Chenery swallowed. He was a small man, and the helpless and sodden engineer was not. Chenery was almost hidden under his burden. But he said unsteadily, “Lieutenant, I’m sorry! I’m sorry you came—and Janet. But I didn’t mean to get everybody killed! It was going to be a swell—a swell job! Only I needed some extra men. And it’s turned out like this!”
Scott said nothing as Chenery went down the stairs, one foot and leg of the engineer bumping on each step, then across the floor-space below, with the engineer’s foot and leg still dragging.

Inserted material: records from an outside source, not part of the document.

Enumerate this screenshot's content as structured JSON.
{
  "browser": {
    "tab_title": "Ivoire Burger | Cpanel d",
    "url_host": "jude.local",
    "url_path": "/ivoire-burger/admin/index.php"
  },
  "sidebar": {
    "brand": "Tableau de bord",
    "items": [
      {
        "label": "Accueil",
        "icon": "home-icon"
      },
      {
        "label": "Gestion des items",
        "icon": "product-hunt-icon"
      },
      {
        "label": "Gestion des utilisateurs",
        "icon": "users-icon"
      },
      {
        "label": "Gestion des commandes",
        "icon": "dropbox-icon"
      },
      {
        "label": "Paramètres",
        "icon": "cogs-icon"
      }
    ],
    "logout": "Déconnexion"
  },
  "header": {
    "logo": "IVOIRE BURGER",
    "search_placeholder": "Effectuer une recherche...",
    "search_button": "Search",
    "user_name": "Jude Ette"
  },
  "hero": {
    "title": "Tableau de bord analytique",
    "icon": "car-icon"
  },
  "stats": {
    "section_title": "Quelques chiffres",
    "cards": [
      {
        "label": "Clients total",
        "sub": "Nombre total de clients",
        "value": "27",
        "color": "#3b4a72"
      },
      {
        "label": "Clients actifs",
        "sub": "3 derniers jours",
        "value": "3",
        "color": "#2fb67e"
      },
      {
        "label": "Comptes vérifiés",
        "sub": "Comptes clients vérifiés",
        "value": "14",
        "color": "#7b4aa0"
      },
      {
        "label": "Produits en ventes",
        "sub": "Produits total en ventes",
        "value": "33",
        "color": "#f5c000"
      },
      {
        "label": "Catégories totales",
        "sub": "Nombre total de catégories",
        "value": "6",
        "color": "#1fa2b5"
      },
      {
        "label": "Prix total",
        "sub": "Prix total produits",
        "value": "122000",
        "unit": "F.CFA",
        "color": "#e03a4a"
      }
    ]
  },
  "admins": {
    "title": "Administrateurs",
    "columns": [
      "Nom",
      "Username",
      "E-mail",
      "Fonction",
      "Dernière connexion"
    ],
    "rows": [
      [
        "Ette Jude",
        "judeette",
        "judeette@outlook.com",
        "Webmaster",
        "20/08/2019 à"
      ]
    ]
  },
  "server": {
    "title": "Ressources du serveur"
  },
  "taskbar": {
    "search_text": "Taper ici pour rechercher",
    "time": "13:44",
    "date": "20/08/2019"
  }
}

Scott closed the control room door. He locked it. Swiftly he went to the place from which a clicking had come. It came again. It was a tape reel which should be spinning quickly receiving the ultra-fast broadcast of a ship’s log which would sound like a rather shrill whine. But this one wasn’t. There was another ship out yonder, far from the path of the Five Comets. It had picked up the monotonous checkpoint signal which never ceased to be broadcast. “Checkpoint Lambda,” it said tinnily. “Checkpoint Lambda. Report. Report.”
On any ship but one, that signal would actuate the log broadcast. But not on the Golconda Ship. It would send a signal composed of a thousand makings and breakings of the log broadcast frequency. It would make clickings instead of whines come from the recorder reel. They would mean nothing to anybody, anywhere, except the Patrol officer in command of Lambda. He’d know they signaled the arrival of the Golconda Ship.
The clicks continued. They said—unintelligibly to anyone but Scott—that the Golconda Ship was ready to make port on Lambda. Actually, it was ahead of schedule because of unusual good fortune in locating itself in the enormous void between the stars. It had fabulous treasure aboard. It had a crew of no-longer-young multi-multi-millionaires, grown bored with riches and finding adventure only in their quadrennial voyages to grow richer still. And now, after six months of this one, they were bored with it.
Scott threw a switch, built into the automatic checkpoint equipment for emergencies. No emergency like this had happened before, but the switch was ready. It cut off the checkpoint taping of its call for ships to send their logs. It substituted Scott’s voice on the call frequency.